The power analysis conducted for this evaluation in Myers et. al. (1993) suggests that for any binary outcome measure, the study sample design allows for the detection of an impact of 0.10 to 0.15 standard deviations, depending on the effective sample size available for the analysis. This means that the sample design allows for the detection of an impact of 4 to 6 percentage points for postsecondary enrollment (assuming a 75 percent enrollment rate) and 5 to 7 percentage points for completion of a postsecondary credential (assuming a 30 percent completion rate). Under the assumptions of these power calculations, the study would identify an impact that is significant at the 5 percent level 80 percent of the time; however, we may find smaller impacts that are significant, as well as larger impacts that are not. The education evaluation literature (see, for example, Cohen 1988; Lipsey and Wilson, 1993) suggests that impacts of these sizes can be considered small, and the Department of Education’s What Works Clearinghouse requires an effect size larger than 0.25 for an impact to be regarded as substantively important. Therefore, even if different from 0, the true effect is likely to be small if the estimated effect is not statistically significant, because the sample was designed to detect program effects of a small size.

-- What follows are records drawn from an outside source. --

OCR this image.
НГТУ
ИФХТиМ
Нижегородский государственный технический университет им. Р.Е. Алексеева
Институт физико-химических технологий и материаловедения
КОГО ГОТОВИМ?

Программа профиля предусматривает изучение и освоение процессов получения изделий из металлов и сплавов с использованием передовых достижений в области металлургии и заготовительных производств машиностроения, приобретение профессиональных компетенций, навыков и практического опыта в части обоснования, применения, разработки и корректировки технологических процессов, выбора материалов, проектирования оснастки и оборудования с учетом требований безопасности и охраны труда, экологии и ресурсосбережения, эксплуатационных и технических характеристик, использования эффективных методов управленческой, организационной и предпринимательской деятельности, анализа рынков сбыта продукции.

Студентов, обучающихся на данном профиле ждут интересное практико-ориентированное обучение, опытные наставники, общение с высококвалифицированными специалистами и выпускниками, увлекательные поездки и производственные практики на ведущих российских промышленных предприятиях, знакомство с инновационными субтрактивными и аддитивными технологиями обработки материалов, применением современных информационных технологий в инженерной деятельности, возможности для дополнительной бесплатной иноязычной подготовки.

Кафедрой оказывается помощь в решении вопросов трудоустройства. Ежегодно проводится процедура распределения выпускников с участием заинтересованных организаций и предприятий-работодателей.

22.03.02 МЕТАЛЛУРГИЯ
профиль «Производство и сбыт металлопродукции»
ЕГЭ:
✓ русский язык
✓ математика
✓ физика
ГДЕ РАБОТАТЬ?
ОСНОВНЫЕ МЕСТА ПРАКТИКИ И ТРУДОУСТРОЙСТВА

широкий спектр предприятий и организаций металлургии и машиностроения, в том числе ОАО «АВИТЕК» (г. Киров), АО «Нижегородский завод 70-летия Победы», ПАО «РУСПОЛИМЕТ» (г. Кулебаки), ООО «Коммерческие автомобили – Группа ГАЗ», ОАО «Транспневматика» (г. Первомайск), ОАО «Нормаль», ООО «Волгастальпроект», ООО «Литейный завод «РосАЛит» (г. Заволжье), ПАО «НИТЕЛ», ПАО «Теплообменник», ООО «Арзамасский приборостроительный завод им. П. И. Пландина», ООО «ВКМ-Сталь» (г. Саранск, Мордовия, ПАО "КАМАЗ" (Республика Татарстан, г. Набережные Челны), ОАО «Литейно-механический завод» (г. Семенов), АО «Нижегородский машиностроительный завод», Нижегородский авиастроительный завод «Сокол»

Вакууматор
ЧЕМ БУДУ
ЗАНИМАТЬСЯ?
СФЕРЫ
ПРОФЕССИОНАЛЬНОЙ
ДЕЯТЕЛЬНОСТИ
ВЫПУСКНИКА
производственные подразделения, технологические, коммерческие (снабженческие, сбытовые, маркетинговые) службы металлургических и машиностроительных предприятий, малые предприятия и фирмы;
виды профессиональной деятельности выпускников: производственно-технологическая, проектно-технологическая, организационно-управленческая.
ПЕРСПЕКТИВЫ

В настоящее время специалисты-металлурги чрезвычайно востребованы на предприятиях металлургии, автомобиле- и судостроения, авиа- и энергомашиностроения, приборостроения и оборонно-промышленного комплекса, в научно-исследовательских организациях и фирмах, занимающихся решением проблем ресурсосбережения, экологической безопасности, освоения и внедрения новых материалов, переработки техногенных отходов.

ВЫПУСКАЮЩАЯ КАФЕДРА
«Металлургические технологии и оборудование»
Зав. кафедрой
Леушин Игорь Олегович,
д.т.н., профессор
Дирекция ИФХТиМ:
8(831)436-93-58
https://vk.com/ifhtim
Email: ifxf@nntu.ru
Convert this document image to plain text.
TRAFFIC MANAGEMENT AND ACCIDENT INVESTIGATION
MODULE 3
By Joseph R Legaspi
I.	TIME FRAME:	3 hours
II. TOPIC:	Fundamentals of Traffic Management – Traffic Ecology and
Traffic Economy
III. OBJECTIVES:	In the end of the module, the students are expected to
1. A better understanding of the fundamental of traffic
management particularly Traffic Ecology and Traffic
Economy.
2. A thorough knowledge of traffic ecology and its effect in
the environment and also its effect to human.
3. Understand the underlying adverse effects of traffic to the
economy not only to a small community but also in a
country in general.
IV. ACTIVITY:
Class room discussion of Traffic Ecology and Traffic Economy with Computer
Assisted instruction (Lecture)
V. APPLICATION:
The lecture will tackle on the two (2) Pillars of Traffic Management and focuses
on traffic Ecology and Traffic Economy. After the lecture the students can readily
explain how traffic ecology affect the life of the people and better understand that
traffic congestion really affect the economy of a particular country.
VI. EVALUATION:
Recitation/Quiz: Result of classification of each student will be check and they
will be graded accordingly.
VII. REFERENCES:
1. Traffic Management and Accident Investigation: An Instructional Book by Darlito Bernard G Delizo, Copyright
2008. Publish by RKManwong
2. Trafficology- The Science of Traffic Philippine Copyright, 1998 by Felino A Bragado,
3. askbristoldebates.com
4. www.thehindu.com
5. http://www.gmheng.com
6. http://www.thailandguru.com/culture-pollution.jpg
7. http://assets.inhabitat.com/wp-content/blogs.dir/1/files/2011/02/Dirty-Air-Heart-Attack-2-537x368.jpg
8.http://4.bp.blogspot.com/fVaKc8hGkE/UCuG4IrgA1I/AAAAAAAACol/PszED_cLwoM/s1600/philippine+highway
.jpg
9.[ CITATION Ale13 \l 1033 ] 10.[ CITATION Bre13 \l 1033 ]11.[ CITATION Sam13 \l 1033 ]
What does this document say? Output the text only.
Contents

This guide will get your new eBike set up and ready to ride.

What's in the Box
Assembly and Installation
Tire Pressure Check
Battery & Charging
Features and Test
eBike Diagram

4. Potential Threats to the Study Design

A potential threat to the validity of the study is crossover or control group contamination. After randomly assigning students to the treatment and control groups, we discovered that project directors at some of the 67 projects conducting random assignment had allowed 29 control group members (2.2 percent) to participate in regular Upward Bound. In the follow-up student surveys, an alternative source of information on Upward Bound participation, 14 additional control group members (1.1 percent) reported that they had participated in Upward Bound projects, including projects not in the evaluation and thus not conducting random assignment. Upward Bound Math-Science participation was reported by 148 control group members, including 11 who had previously reported that they had participated in regular Upward Bound, and 137 (10.4 percent) who did not; see Appendix E for details on how we identify participation in Upward Bound and Upward Bound Math-Science programs. All told, 43 control group members (3.3 percent) participated in regular Upward Bound, and 180 (13.6 percent) participated in either Upward Bound or Upward Bound Math Science. In our ITT analysis, we maintained each control group member’s original status in order to preserve the comparability between the two groups due to random assignment; in our CACE analysis, all 180 were treated as noncompliers.¹²

The control group may have been affected by their experience of applying for Upward Bound and being turned away in a way that is different under the evaluation than under normal circumstances. Control group members could have been demoralized by not receiving the opportunity to enroll in the program; on the other hand, they may have been referred to other programs when they were notified that they would not be able to participate in Upward Bound. In either case, the “intervention”—a demoralizing rejection or a helpful referral—is likely to be much less intense than the Upward Bound program itself.¹³ Therefore, any potential bias in the effect estimates is likely to be small relative to the potential effects of the program.